Ultraviolet A (UVA) is a component of sunlight reaching the surface of the earth and involved in photodegenerescence and photocarcinogenesis. The effect of UVA was investigated on the EGF-induced activation of the signaling kinase ERK and the transcription factors AP1, NFkappaB, and STAT1. UVA prevented the Epidermal Growth Factor (EGF)-induced stimulation of ERK in a dose-dependent manner within the range of 1.5-9 J/cm(2). Concomitantly, the DNA binding activity of AP1, NFkappaB, and STAT1 under EGF were markedly inhibited by UVA within the same dose range. UVA by itself induced an activation of ERK activity, and a stimulation of AP1, NFkappaB, and STAT1 binding activity. UVA decreased EGF binding in a dose-dependent manner. Furthermore, the highest dose of UVA (9 J/cm(2)) prevented the EGF-induced Tyr-phosphorylation of the EGF-receptor (EGF-R).

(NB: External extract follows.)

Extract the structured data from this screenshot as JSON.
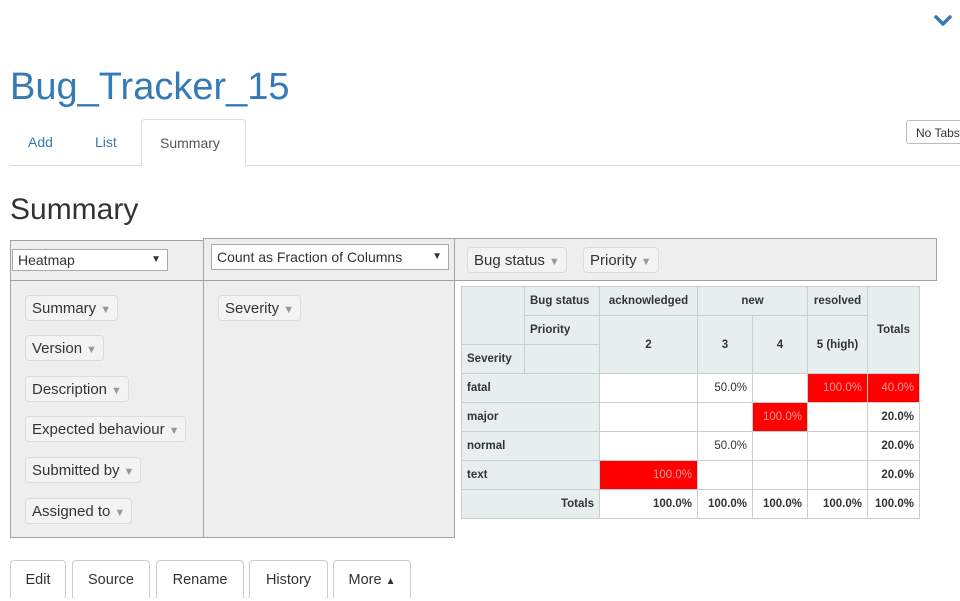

The generation of reactive oxygen species (ROS), as assessed by the fluorescent probe dichloro-fluorescein, showed an additive effect of EGF and UVA, within the studied range of UVA doses. Finally, the antioxidant Vitamin E prevented the inhibitory effect of UVA on ERK, AP1, NFkappaB, and STAT1. These results demonstrate that an overproduction of ROS, initiated by two different and successive triggering agents such as UVA and EGF, leads to inactivation of the EGF signaling pathway. This inhibition of gene expression control by EGF might play a role in the photodegenerative processes observed after exposition of skin cells to solar radiation.